Conversely, CFTC staff will propose a “determination of comparability” which will provide a basis for EU CCPs to meet certain CFTC requirements through compliance with EMIR. A streamlined process for the registration of EU CCPs with the CFTC will also be proposed.

Crucially for European market participants, the European Commission and the CFTC anticipate that recognition of U.S. CCPs by ESMA will take place before the EMIR clearing requirement starts to take mandatory effect from June 21, 2016. While EMIR gives ESMA 180 working days to conclude the recognition process for U.S. CCPs, ESMA has stated that it “intends to do everything within its powers to shorten that period to the maximum extent.” It has also been announced that G4 currency interest rate derivatives that are subject to the “frontloading requirement” for certain parties from February 21, 2016 may now also be cleared in CFTC-registered U.S. CCPs, on the basis that such CCPs will be formally recognized by ESMA by the time the obligation to clear materializes.

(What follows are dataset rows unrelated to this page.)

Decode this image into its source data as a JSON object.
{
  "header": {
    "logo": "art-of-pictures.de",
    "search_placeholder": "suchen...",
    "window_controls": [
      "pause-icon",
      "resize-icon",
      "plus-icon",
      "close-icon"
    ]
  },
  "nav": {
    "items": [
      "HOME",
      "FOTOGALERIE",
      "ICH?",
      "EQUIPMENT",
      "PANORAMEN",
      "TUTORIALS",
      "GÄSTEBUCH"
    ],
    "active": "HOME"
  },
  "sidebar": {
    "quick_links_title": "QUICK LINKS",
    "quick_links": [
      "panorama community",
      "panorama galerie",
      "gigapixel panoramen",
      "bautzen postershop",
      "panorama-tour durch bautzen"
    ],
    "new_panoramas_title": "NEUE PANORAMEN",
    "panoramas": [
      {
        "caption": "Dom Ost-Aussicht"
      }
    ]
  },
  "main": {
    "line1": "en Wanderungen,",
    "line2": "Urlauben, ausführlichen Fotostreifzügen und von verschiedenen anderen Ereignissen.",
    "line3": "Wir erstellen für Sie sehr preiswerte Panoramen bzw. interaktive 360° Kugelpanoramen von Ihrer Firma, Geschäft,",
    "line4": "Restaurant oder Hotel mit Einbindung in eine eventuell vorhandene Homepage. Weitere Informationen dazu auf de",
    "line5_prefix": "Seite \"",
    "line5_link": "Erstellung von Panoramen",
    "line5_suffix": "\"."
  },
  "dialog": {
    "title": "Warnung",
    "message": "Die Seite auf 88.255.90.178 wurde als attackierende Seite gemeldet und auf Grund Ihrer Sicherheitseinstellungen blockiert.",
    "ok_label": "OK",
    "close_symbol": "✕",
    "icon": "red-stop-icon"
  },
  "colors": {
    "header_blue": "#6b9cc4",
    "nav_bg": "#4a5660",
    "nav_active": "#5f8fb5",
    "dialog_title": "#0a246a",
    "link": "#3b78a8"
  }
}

While this is clearly a welcome development that goes some way to improving the regulatory situation for users of cross-border OTC derivatives, the issue of transaction reporting is notably absent. Industry bodies continue to lobby for a move to one-sided reporting under EMIR to improve the likelihood that regulators may reach an equivalence decision with respect to trade reporting on both sides of the Atlantic, and to remove the reporting burden from the buy-side. Indeed, the latest piece of European transaction reporting regulation, the Regulation on securities financing transactions and reuse (“SFTR”) explicitly requires that ESMA submit a report within 2 years of the entry into force of the SFTR which takes into account the appropriateness of single-sided reporting. Although it seems that regulators are aware of the potential to move to single sided reporting, the issue’s absence from the latest EU/CFTC communication is an indicator that we may be some way off from achieving this outcome.